Zimbabwe: Unvaccinated Civil Servants Denied Right to Work, Be Paid

VICTORIA FALLS, ZIMBABWE - MARCH 24: Zimbabwe's Women Affairs and Development minister Sit
Tafadzwa Ufumeli/Getty

Zimbabwe’s federal government confirmed Sunday any civil servants unvaccinated against the Chinese coronavirus will be denied the right to work and be paid starting on Monday, Voice of America (VOA) reported.

Zimbabwe Information Secretary Ndabaningi Nick Mangwana told state-run media on October 17 the federal government would not extend a previously set deadline of October 15 for all civil servants in the country to receive a full dose of a Chinese coronavirus vaccination.

“[T]hose who are not vaccinated would not be allowed to work. And further to that is the fact that those who are not vaccinated and those who are not working will not be paid because the thrust is that if you do not work, you don’t get paid,” Mangwana said, as quoted by VOA.

The majority of Zimbabwean civil servants work in the education sector as public school teachers. The Progressive Teachers Union of Zimbabwe (PTUZ) — the country’s largest such union — told VOA on Sunday it plans to challenge the legality of Harare’s federal vaccine mandate.

“Fundamentally, there was no agreement over the issue of vaccination,” PTUZ president Takavafira Zhou told the American broadcaster.

Inmates play chess at Harare Central Prison on August 4, 2021 in Harare, Zimbabwe. So far, 17 people, including staff members and prisoners, have died of COVID-19 since the beginning of the pandemic. (Tafadzwa Ufumeli/Getty Images)

“Our position as workers has always remained that we encourage our members to be vaccinated. But by no means should our encouragement be misconstrued for mandatory vaccination,” he said.

“Our position is very clear: vaccination must be voluntary. Not mandatory,” the PTUZ leader added.

Zhou on October 17 encouraged all Zimbabwean civil servants to continue showing up for work while the PTUZ and other unions “were considering going to court over purported dismissals.”

“The members will only stop going to work if there is a formal letter from the Public Service Commission dismissing them,” he told VOA. “But even with that formal letter, it will still be challenged because its legality must also be established.”

Zhou explained that Zimbabweans are shunning Chinese coronavirus vaccinations for a myriad of reasons including those based on religious beliefs and a “lack of trust in the imported Chinese SINOVAC and SINOPHARM vaccines.” Beijing has donated and sold millions of state-made Sinovac and Sinopharm vaccines to Harare through its Belt and Road (BRI) scheme since February.

Zimbabwe received its fourth and latest shipment of such vaccines from China on September 26, according to Xinhua, China’s official state-run press agency.

“The arrival of the latest batch comes as authorities are aggressively pushing for the public to get vaccinated following a drop in daily vaccinations,” Xinhua revealed at the time.

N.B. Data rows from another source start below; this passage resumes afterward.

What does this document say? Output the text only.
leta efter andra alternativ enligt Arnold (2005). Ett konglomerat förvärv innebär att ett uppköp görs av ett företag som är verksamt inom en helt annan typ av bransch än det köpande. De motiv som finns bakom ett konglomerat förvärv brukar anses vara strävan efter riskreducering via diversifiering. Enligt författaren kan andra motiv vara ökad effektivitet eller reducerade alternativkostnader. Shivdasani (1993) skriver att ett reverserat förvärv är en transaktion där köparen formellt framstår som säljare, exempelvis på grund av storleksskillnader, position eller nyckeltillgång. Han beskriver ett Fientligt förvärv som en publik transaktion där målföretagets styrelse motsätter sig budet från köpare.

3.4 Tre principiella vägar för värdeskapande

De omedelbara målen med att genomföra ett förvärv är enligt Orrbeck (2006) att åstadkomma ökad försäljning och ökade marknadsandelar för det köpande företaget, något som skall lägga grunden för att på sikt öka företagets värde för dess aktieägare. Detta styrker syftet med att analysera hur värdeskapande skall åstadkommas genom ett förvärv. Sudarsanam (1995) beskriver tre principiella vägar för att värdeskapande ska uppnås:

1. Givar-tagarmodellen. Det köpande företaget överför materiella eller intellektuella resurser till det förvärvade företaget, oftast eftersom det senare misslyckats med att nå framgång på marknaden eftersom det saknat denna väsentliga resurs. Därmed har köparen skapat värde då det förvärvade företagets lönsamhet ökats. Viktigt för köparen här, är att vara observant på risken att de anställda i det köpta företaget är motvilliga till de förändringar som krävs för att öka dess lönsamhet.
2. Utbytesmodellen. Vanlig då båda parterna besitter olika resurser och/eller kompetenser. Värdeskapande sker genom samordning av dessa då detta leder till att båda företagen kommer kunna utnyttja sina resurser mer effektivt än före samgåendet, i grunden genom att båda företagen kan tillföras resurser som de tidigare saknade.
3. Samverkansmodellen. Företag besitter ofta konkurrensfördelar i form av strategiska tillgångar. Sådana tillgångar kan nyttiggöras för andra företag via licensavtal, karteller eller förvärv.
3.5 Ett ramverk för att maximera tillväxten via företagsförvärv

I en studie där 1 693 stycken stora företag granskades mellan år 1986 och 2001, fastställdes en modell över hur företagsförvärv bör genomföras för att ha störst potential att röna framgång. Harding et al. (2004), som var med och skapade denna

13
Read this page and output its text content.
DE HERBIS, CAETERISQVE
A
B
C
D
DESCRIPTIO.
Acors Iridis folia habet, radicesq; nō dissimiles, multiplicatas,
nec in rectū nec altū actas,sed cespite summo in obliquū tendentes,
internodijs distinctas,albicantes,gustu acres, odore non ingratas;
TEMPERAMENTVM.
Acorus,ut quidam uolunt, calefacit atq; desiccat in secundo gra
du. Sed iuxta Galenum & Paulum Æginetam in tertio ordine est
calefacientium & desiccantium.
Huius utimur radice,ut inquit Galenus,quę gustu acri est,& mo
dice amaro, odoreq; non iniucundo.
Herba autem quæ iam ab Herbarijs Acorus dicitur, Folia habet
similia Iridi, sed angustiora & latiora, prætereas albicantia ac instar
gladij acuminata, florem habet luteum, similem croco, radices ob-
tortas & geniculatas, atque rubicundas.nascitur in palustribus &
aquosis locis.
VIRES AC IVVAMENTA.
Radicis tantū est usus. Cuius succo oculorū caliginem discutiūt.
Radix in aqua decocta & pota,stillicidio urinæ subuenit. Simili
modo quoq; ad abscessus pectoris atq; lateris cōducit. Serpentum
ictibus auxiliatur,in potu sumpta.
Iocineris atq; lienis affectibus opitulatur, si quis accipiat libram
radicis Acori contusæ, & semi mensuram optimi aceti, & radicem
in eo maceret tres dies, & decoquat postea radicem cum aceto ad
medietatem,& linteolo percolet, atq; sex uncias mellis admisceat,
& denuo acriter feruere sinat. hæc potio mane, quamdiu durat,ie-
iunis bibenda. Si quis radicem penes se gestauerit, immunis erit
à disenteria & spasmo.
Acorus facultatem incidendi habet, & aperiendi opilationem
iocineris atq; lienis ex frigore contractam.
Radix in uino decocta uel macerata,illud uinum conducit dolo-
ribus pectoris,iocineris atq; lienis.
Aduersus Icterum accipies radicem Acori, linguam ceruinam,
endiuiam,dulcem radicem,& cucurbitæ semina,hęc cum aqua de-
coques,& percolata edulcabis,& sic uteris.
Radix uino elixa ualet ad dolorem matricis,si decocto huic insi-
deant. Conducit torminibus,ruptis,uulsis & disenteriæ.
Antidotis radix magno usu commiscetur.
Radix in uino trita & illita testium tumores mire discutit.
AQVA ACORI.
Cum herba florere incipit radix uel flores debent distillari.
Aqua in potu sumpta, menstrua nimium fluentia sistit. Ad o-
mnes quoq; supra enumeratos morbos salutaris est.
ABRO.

Army officers register a man’s details before he receives his Covid-19 vaccine on August 3, 2021 in Bulawayo, Zimbabwe. Bulawayo’s efforts to vaccinate at least 400,000 residents to achieve herd immunity are this week being supported by the Zimbabwe Defence Forces. (KB Mpofu/Getty Images)

“Earlier this month [September], the government announced that unvaccinated civil servants have up to Oct. 15 to be vaccinated after which they will not be allowed to report for duty,” the news agency recalled.

“The country has already made it mandatory for people to get vaccinated to go to markets, gyms, restaurants and university exams, with some private companies also making it mandatory for their employees to be vaccinated,” Xinhua reported.

Zimbabwe’s federal government says it has fully vaccinated 2,472,859 people against the Chinese coronavirus since launching its largely Beijing-funded vaccine drive in February. The country has an estimated population of over 15 million.

Zimbabwe confirmed 132,368 coronavirus infections and 4,658 deaths from the virus as of October 18 according to a global tracking database compiled by the U.S.-based Johns Hopkins University Coronavirus Resource Center, which cites official government statistics.